Participants Seek Shade
Last Saturday, July 25th, Musgrove Mill was a more peaceful place. Hosting a colonial market and craft fair. Now, late July in South Carolina can be uncomfortably hot. The 25th was no exception. You can see fair exhibitors clustered in the shade of the site’s huge old trees, doing their best to avoid the sun. At least it didn’t rain, which would have been worse.
150725 Musgrove Mill SHS With Junko-4 as Smart Object-1
We arrived in the early afternoon, hoping to see an interpretation of life in South Carolina during the latter half of the eighteenth century and weren’t disappointed. All sorts of exhibits by some of the Carolina’s better known reenactors and artists specializing in the era.
Dragonfly Traders Games
Here Dennis Voelker of Dragonfly Traders demonstrates “Shut the Box,” a game popular during the Revolutionary War period. Click that photo for a closer view. The Voelkers handmade that and the other games here displayed. Remarkable work. Listening to Mr. Voelker’s explanation I accused him of being an academic. He denied the charge …. I still wonder …..
Dragonfly Traders Small
Ignoring the heat we moved along to the Early Family’s exhibit, where I failed to get a good photo, to the real reason we decided to attend the fair.
James Family Painting
The remarkable work of potter Karmen James.
KMJ Pottery
She runs KMJ Crafts and Pottery. What an artist. Be sure to click the photo above to get a better look at the work she displayed at the fair.
Potter at Work
Ms. James works without a wheel. Much of her pottery is of the “pinch and coil” variety. The same technique used by early American Indian potters. Potters around the world, for that matter.
We were able to watch a few minutes of her “pinching and coiling” as you see in the photo above. Give the photo a click so you get a more detailed view. That pen-looking tube beside her board is a coil of clay she’d prepared.

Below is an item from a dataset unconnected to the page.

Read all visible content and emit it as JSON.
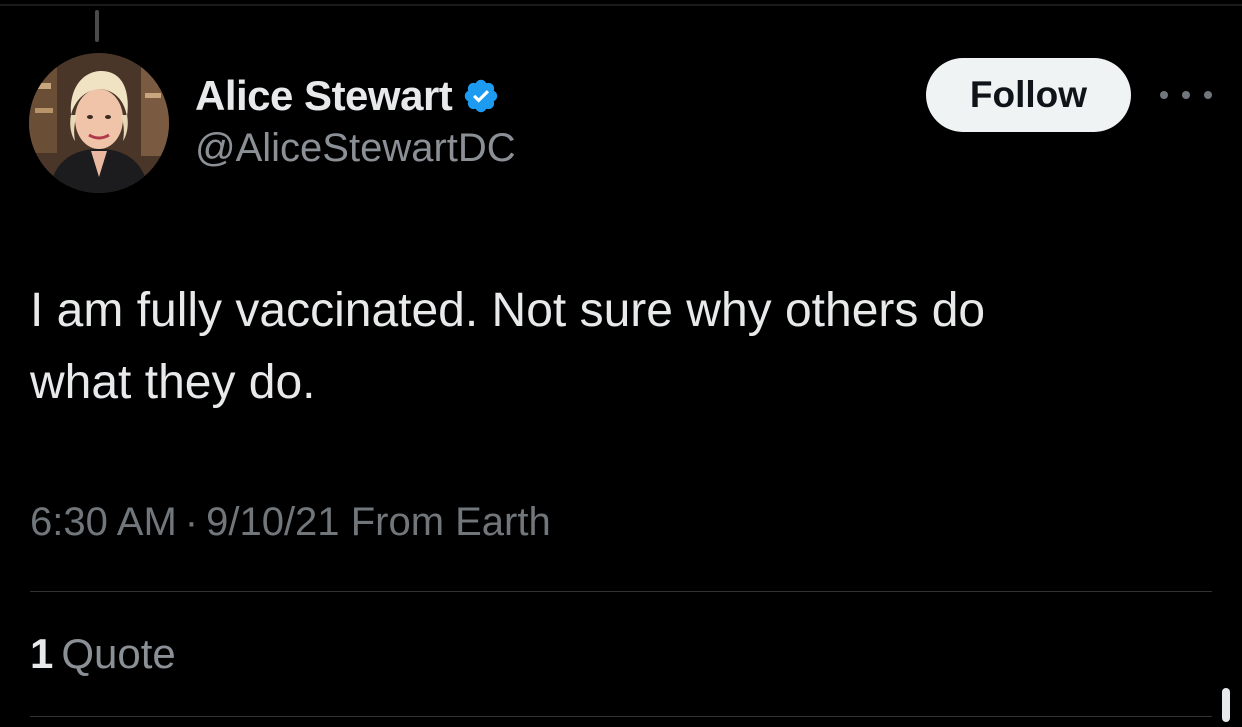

In a weak moment Ms. James agreed to sit down for a CarolinaConsidered interview later in the year. She’s busy until then. Well … she’ll be busy then too, but I’ll try to pin her down. Should be a great one. Drop a note if you have suggestions for questions to ask her.
Robert Hall ReEnactor
Mr. Robert Hall, the celebrated colonial reenactor, was set up down near the Historic Site office and museum building. Click on the link above to access his Facebook page. It’s well worth a visit. He described himself when I asked as just a “retired public defender,” or something like that. Well! Have a look at his background. He sure knows a lot about this period of American and South Carolina history. Must have been that good University of South Carolina undergraduate and law school education ….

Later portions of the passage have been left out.